Braunschweig. Programmleiterin Karina Gauerhof kommt gerade vom Netzwerken beim Festival in Cannes zurück. Welche Regeln gibt es für den roten Teppich?

Die Stadt der Schönen und Reichen, in der sich alljährlich im Mai die Größen der Filmindustrie versammeln: Die Filmfestspiele in Cannes gehören zu den weltweit bedeutendsten ihrer Art. Ein einzigartiges Netzwerken und Schaulaufen an der Côte d’Azur mit hoher Promi-Dichte. Karina Gauerhof, Co-Festival- und Programmleiterin des Filmfests in Braunschweig, war da. Nicht zum Schaulaufen, sondern zum Filmeschauen – und vor allem zum Netzwerken.

35 Treffen mit Menschen aus der Branche hat sie hinter sich gebracht, um Kontakte zu knüpfen und das Braunschweiger Festival international bekannter zu machen. Und sie ist auch über den legendären roten Teppich gelaufen. „Selten sieht man so viele herausgeputzte Menschen auf einem Fleck wie in Cannes – da fällt einem gar nicht auf, wenn eine bekannte Schauspielerin oder ein bekannter Regisseur an einem vorbeilaufen“, sagt sie lachend.

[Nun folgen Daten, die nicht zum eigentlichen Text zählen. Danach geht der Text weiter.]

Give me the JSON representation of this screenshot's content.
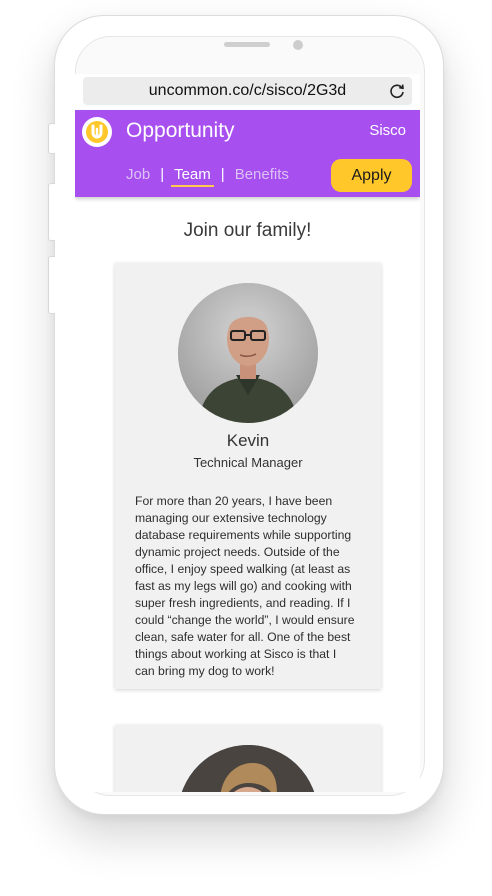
{
  "browser": {
    "url": "uncommon.co/c/sisco/2G3d",
    "reload_icon": "reload-icon"
  },
  "appbar": {
    "logo_icon": "uncommon-logo-icon",
    "title": "Opportunity",
    "company": "Sisco",
    "tabs": [
      {
        "label": "Job",
        "active": false
      },
      {
        "label": "Team",
        "active": true
      },
      {
        "label": "Benefits",
        "active": false
      }
    ],
    "apply_label": "Apply",
    "colors": {
      "bar": "#a84ff0",
      "apply": "#ffc72a",
      "underline": "#ffc94d"
    }
  },
  "team": {
    "heading": "Join our family!",
    "members": [
      {
        "name": "Kevin",
        "role": "Technical Manager",
        "bio_lines": [
          "For more than 20 years, I have been",
          "managing our extensive technology",
          "database requirements while supporting",
          "dynamic project needs. Outside of the",
          "office, I enjoy speed walking (at least as",
          "fast as my legs will go) and cooking with",
          "super fresh ingredients, and reading. If I",
          "could “change the world”, I would ensure",
          "clean, safe water for all. One of the best",
          "things about working at Sisco is that I",
          "can bring my dog to work!"
        ]
      }
    ]
  }
}
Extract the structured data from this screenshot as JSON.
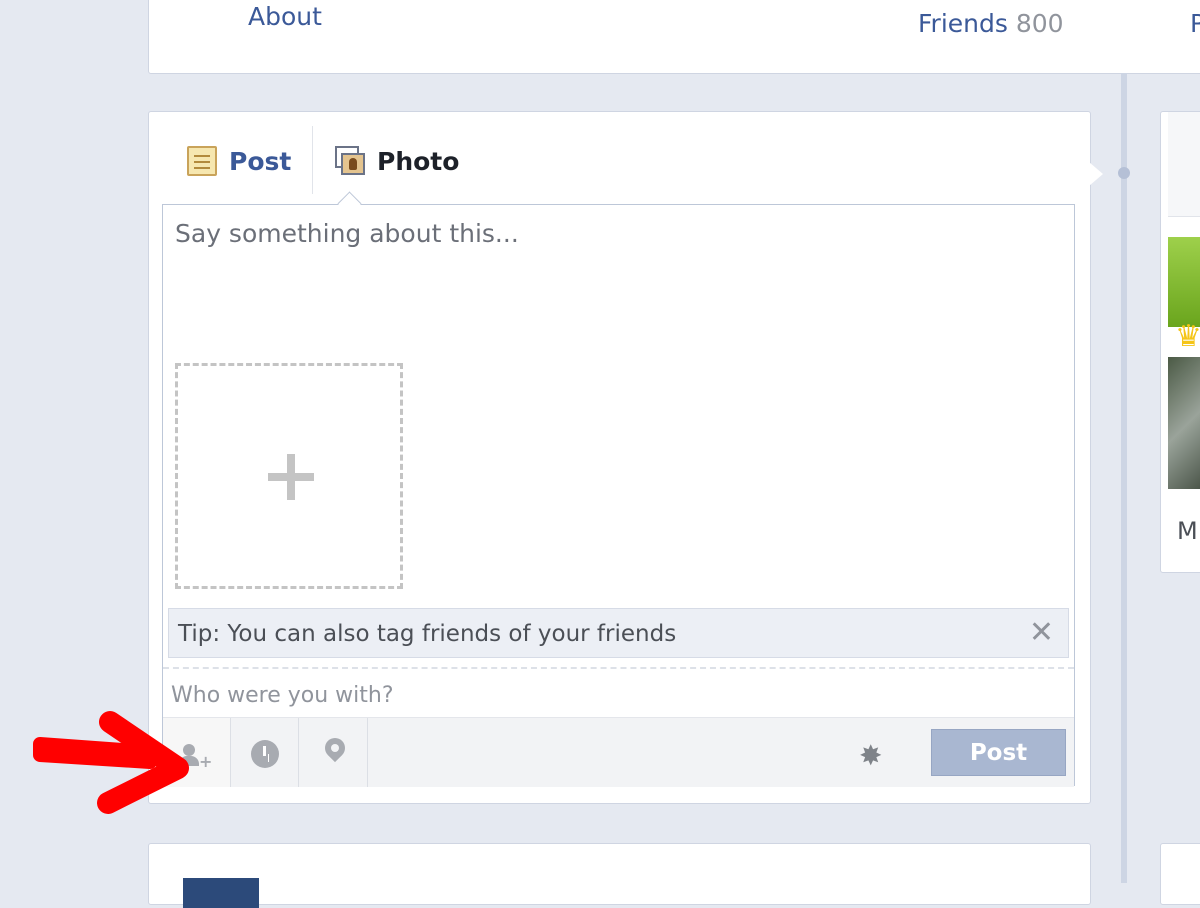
{
  "profile_nav": {
    "about_label": "About",
    "friends_label": "Friends",
    "friends_count": "800",
    "more_label": "P"
  },
  "composer": {
    "tabs": [
      {
        "label": "Post",
        "icon": "note-icon",
        "active": false
      },
      {
        "label": "Photo",
        "icon": "photo-icon",
        "active": true
      }
    ],
    "status_placeholder": "Say something about this...",
    "add_photo_icon": "plus-icon",
    "tip_text": "Tip: You can also tag friends of your friends",
    "tip_close": "✕",
    "with_placeholder": "Who were you with?",
    "toolbar": {
      "tag_icon": "tag-friends-icon",
      "time_icon": "clock-icon",
      "location_icon": "location-pin-icon",
      "privacy_icon": "gear-icon",
      "post_label": "Post"
    }
  },
  "right_card": {
    "partial_text": "M"
  },
  "annotation": {
    "arrow_color": "#ff0000"
  },
  "colors": {
    "link": "#3b5998",
    "post_button": "#a9b7d1",
    "page_bg": "#e5e9f1"
  }
}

Das besondere Erlebnis vor der großen Leinwand

Das Kino steckt bekanntlich in der Krise. Nicht erst seit Corona, sondern seit Streamingdienste und Riesenflachbildschirme fürs heimische Wohnzimmer zu einer gefährlichen Konkurrenz geworden sind. „Dabei ist das gemeinschaftliche Kinoerlebnis unvergleichlich. Kraft und Emotionen von guten Filmen entfalten sich erst wirklich vor der großen Leinwand“, sagt Karina Gauerhof, die das Braunschweiger Festival seit 2021 gemeinsam mit Anke Hagenbüchner-Sobiech als Doppelspitze leitet.

Das Braunschweig Internationale Filmfestival (BIFF), wie es inzwischen heißt, will sich gesellschaftlichen Entwicklungen stellen, neue Besucher an sich binden, sich mit hochwertigen Programmen einen immer höheren Stellenwert auch in der internationalen Wahrnehmung erarbeiten. „Wenn ich die Leute in der Branche kenne und sie mich kennen, gelingt es viel leichter, für unser Festival an begehrte Filme zu kommen.“

Die Ehrenamtlichen zahlen alle Kosten selbst

Nach dem Filmfest ist vor dem Filmfest. Kaum sind im November die Gäste verabschiedet, die Preisträger beglückt abgereist, geht es an die Nachbereitung: Auswertung der Besucherzahlen etwa und Rechenschaftsberichte an Geldgeber der öffentlichen Hand und Stiftungen. Die müssen schließlich wissen, was der Filmfestverein mit ihrer finanziellen Unterstützung angestellt hat.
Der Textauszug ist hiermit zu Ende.